Petitioner asserts that the hearing officer's April 7, 2002 decision violates the finality provisions of federal and state statutes (20 U.S.C. § 1415 [i][A]; Education Law § 4404) and their corresponding regulations to which the hearing officer referred in his decision. It seeks an order annulling the hearing officer's April 7, 2022 decision and re-imposing the time limit for the provision of ABA to the child set by the hearing officer's December 14, 2001 decision. Respondents assert that petitioner has not been harmed or prejudiced as a result of the extension of time granted by the hearing officer's April 7, 2002 decision, and that the hearing officer acted within his authority.

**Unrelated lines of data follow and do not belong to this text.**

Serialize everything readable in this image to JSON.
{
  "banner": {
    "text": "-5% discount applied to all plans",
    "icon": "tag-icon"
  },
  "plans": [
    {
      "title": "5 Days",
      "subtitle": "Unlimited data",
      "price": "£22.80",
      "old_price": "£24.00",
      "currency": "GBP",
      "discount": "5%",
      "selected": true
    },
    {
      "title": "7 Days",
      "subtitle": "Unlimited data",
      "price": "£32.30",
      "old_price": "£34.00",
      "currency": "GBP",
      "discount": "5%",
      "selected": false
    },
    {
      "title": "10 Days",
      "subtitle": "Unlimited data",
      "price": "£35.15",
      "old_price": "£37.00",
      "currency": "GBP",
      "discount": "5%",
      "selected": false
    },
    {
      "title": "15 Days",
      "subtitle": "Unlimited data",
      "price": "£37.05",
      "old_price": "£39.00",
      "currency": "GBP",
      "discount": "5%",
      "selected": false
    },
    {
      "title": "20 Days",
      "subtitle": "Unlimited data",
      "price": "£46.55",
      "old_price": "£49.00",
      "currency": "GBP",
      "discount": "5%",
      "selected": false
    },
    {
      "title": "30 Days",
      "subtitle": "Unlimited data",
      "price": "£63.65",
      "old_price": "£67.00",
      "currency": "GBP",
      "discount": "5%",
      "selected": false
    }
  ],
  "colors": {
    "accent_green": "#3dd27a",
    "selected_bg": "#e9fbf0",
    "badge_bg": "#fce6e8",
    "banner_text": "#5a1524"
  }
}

The portion of the Individuals with Disabilities Education Act (IDEA) upon which petitioner relies reads as follows:
A decision made in a hearing conducted pursuant to subsection (f) or (k) shall be final, except that any party involved in such hearing may appeal such decision under the provisions of subsection (g) and paragraph (2) of this subsection. (20 U.S.C. § 1415 [i][A])

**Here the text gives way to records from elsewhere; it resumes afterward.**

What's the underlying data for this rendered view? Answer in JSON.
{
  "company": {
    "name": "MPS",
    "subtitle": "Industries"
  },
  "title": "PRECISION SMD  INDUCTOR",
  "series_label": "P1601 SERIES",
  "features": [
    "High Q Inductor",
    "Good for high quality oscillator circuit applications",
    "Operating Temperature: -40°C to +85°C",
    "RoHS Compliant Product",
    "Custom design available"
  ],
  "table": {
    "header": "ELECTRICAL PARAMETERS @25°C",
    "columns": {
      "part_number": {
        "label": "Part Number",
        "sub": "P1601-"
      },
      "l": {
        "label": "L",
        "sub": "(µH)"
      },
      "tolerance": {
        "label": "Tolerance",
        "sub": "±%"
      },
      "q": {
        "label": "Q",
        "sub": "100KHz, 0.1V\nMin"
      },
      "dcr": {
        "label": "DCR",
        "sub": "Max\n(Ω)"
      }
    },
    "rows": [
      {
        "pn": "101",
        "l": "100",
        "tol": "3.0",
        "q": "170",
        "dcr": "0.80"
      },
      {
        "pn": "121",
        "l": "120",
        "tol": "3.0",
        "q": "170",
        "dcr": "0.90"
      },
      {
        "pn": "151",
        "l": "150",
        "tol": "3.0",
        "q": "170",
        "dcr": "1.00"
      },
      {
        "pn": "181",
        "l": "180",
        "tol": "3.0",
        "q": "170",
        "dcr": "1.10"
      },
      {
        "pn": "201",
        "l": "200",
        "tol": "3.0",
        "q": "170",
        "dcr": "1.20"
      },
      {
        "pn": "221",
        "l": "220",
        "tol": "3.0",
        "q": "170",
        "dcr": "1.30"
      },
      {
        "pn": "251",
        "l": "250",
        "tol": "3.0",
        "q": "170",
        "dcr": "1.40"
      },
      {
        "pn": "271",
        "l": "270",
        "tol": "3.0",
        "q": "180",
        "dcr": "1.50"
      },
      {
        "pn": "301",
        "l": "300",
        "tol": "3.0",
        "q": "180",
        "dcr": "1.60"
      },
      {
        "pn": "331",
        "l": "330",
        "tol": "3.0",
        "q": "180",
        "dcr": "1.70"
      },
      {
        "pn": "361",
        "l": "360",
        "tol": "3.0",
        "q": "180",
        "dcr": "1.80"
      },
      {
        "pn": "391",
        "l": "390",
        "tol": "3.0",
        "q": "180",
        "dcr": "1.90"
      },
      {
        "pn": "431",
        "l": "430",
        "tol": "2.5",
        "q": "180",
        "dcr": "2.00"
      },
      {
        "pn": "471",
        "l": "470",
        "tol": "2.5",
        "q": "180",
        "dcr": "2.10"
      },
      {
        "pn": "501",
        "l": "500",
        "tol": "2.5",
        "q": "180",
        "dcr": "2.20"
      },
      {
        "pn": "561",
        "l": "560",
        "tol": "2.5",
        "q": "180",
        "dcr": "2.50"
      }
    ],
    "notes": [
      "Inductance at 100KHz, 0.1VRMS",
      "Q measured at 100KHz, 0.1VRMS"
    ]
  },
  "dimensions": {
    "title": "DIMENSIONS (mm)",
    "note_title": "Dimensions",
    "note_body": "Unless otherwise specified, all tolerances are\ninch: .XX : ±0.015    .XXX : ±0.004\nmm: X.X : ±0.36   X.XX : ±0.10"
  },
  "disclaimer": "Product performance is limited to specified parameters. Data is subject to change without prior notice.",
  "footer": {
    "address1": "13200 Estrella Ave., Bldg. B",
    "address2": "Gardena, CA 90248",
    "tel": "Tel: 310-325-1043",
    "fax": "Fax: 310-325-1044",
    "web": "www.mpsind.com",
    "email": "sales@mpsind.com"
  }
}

When no appeal is taken from an impartial hearing officer's decision, such decision becomes the final administrative decision of the state under the IDEA (Antkowiak v. Ambach, 838 F. 2d 635 [2d Cir. 1988]). The finality provision is intended to assure that having gone through the hearing process, the parties receive a final decision, subject only to an appeal (In the Matter of the "A" Family, 602 P.2d 157 (MT 1979), cited with approval in Helms v. McDaniel, 657 F. 2d 291 [5th Cir. 1981], cert. denied 455 U.S. 946 ). An impartial hearing officer may not reopen a proceeding for the purpose of reconsidering his prior decision (Application of the Bd.of Educ., Appeal No. 98-16).

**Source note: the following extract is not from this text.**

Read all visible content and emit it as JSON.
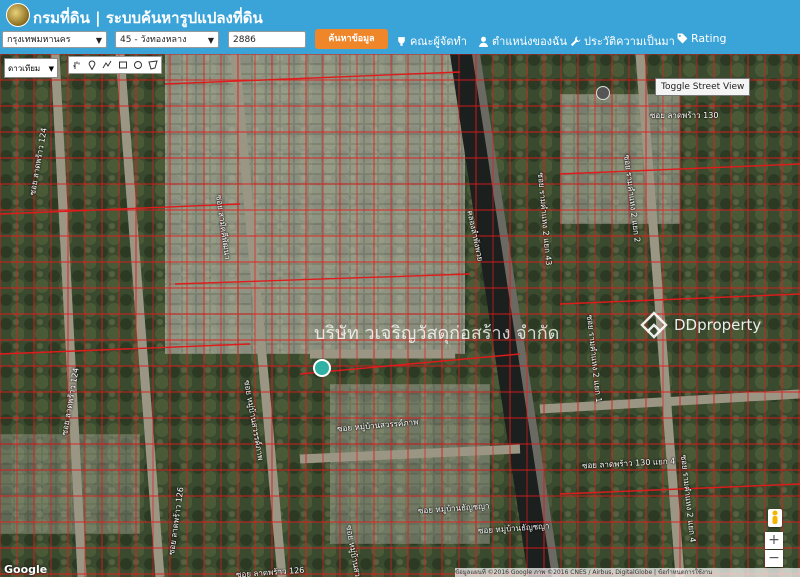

The hearing officer's April 7, 2002 decision did not simply correct an error in his prior decision. It changed a specific condition set forth in the decretal provision of the decision, based upon a representation by the parents' attorney that the specific condition could not be achieved. The Board of Education's attorney opposed the requested change on legal and factual grounds. Neither attorney's letter is proof of the facts implicit in their respective positions. Given the nature of the change made by the hearing officer's April 7, 2002 decision to his December 14, 2001 decision, I am constrained to find that the April decision violated the finality provisions of federal and state law. I must note that this disagreement about providing services pursuant to the hearing officer's original decision should have been resolved by the parties without resort to the due process procedures.
THE APPEAL IS SUSTAINED.
IT IS ORDERED that the hearing officer's April 7, 2002 decision is hereby annulled.